Now, bear in mind, last we heard, Aykroyd was saying it was gonna be a CGI film. Which was a "... huh" prospect in of itself. So I can see the logical progression of how it got to this point.

And it's still going to be fully scripted by Aykroyd and Ramis. To which many will instantly go, "Psh, yeah, they wrote GHOSTBUSTERS. But you know what else they wrote? GHOSTBUSTERS II." To which I can only eloquently respond, fuck you, GHOSTBUSTERS II was great.

But what really concerns me about a GHOSTBUSTERS video game is that... well, [livejournal.com profile] themadhatter26, just what is the success rate for franchise-based video games? This one could have a brilliant script, but with games, there are so many other factors to consider. My immediate reaction is unhappy doubtful pessimism. Aykroyd and Ramis are claiming to be involved in this game far more intimately than most other non-game creators in their franchise games. But will that help the gameplay at all? Of course not.

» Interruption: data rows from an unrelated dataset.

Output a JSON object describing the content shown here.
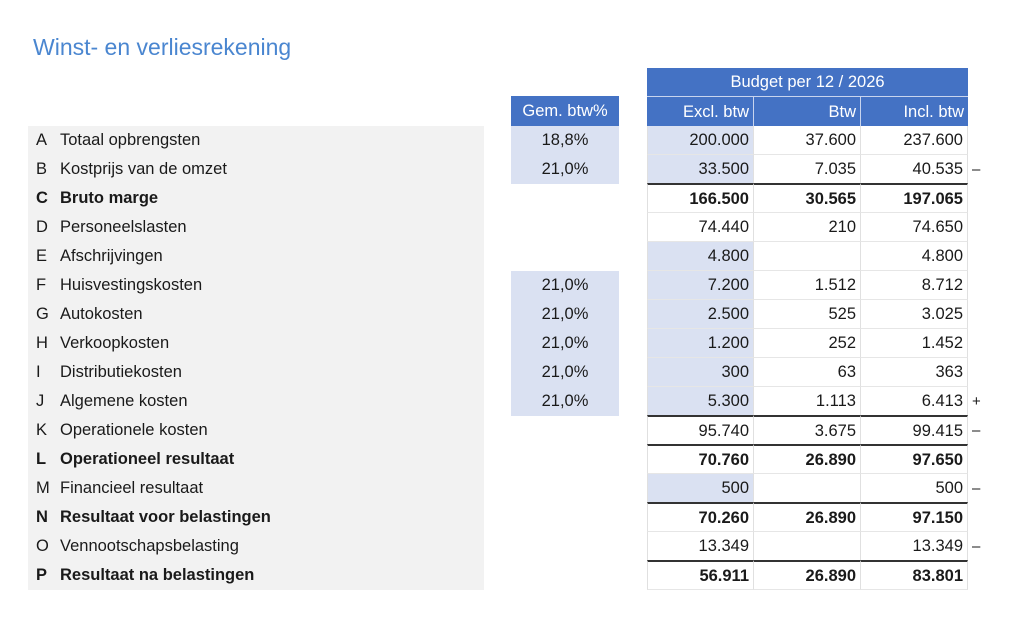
{
  "title": "Winst- en verliesrekening",
  "headers": {
    "budget": "Budget per 12 / 2026",
    "gem_btw": "Gem. btw%",
    "excl": "Excl. btw",
    "btw": "Btw",
    "incl": "Incl. btw"
  },
  "colors": {
    "header": "#4472c4",
    "input_fill": "#dae1f2",
    "label_bg": "#f2f2f2",
    "title": "#4a86d0"
  },
  "rows": [
    {
      "letter": "A",
      "label": "Totaal opbrengsten",
      "gem": "18,8%",
      "excl": "200.000",
      "btw": "37.600",
      "incl": "237.600",
      "sign": ""
    },
    {
      "letter": "B",
      "label": "Kostprijs van de omzet",
      "gem": "21,0%",
      "excl": "33.500",
      "btw": "7.035",
      "incl": "40.535",
      "sign": "–"
    },
    {
      "letter": "C",
      "label": "Bruto marge",
      "gem": "",
      "excl": "166.500",
      "btw": "30.565",
      "incl": "197.065",
      "sign": ""
    },
    {
      "letter": "D",
      "label": "Personeelslasten",
      "gem": "",
      "excl": "74.440",
      "btw": "210",
      "incl": "74.650",
      "sign": ""
    },
    {
      "letter": "E",
      "label": "Afschrijvingen",
      "gem": "",
      "excl": "4.800",
      "btw": "",
      "incl": "4.800",
      "sign": ""
    },
    {
      "letter": "F",
      "label": "Huisvestingskosten",
      "gem": "21,0%",
      "excl": "7.200",
      "btw": "1.512",
      "incl": "8.712",
      "sign": ""
    },
    {
      "letter": "G",
      "label": "Autokosten",
      "gem": "21,0%",
      "excl": "2.500",
      "btw": "525",
      "incl": "3.025",
      "sign": ""
    },
    {
      "letter": "H",
      "label": "Verkoopkosten",
      "gem": "21,0%",
      "excl": "1.200",
      "btw": "252",
      "incl": "1.452",
      "sign": ""
    },
    {
      "letter": "I",
      "label": "Distributiekosten",
      "gem": "21,0%",
      "excl": "300",
      "btw": "63",
      "incl": "363",
      "sign": ""
    },
    {
      "letter": "J",
      "label": "Algemene kosten",
      "gem": "21,0%",
      "excl": "5.300",
      "btw": "1.113",
      "incl": "6.413",
      "sign": "+"
    },
    {
      "letter": "K",
      "label": "Operationele kosten",
      "gem": "",
      "excl": "95.740",
      "btw": "3.675",
      "incl": "99.415",
      "sign": "–"
    },
    {
      "letter": "L",
      "label": "Operationeel resultaat",
      "gem": "",
      "excl": "70.760",
      "btw": "26.890",
      "incl": "97.650",
      "sign": ""
    },
    {
      "letter": "M",
      "label": "Financieel resultaat",
      "gem": "",
      "excl": "500",
      "btw": "",
      "incl": "500",
      "sign": "–"
    },
    {
      "letter": "N",
      "label": "Resultaat voor belastingen",
      "gem": "",
      "excl": "70.260",
      "btw": "26.890",
      "incl": "97.150",
      "sign": ""
    },
    {
      "letter": "O",
      "label": "Vennootschapsbelasting",
      "gem": "",
      "excl": "13.349",
      "btw": "",
      "incl": "13.349",
      "sign": "–"
    },
    {
      "letter": "P",
      "label": "Resultaat na belastingen",
      "gem": "",
      "excl": "56.911",
      "btw": "26.890",
      "incl": "83.801",
      "sign": ""
    }
  ]
}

Don't get me wrong. Before Bill the Butcher, Harvey Dent, Hal Jordan, and Otto Octavius, my first childhood love and obsession was GHOSTBUSTERS. Particularly Egon, for some reason. I still have the firehouse playset, and will not be throwing it out. I want this to rock my socks.

And yet, regardless of all this, there's one thing this game will have that is cause for great celebration. And it's not just the fact that Aykroyd, Ramis, Murray (hopefully not phoning it in), Annie Potts, and MAN-GOD ERNIE FUCKING HUDSON are reuniting to do their voices. That's all squee-inducing and marvelous, yes. But one name rises above them all. A name still whispered in the darkest corners of the 1980's:

WILLIAM. "BITCHES." ATHERTON.

Yes, this hearlds the glorious return--if only in voice and CGI likeness--of the only man to beat Joe "CHOKE ON 'EM" Pilato for the title of Greatest Dick In Genre Cinema for his immortal roles in DIE HARD, REAL GENIUS, and, of course, GHOSTBUSTERS (as Peck, but more commonly know as "Pencil Neck" and "Dickless"; I've since just called "Pencil Dick," and everyone immediately know who I'm talking about, hehehe).

This game now has an obligation to Zuul him/herself NOT to suck.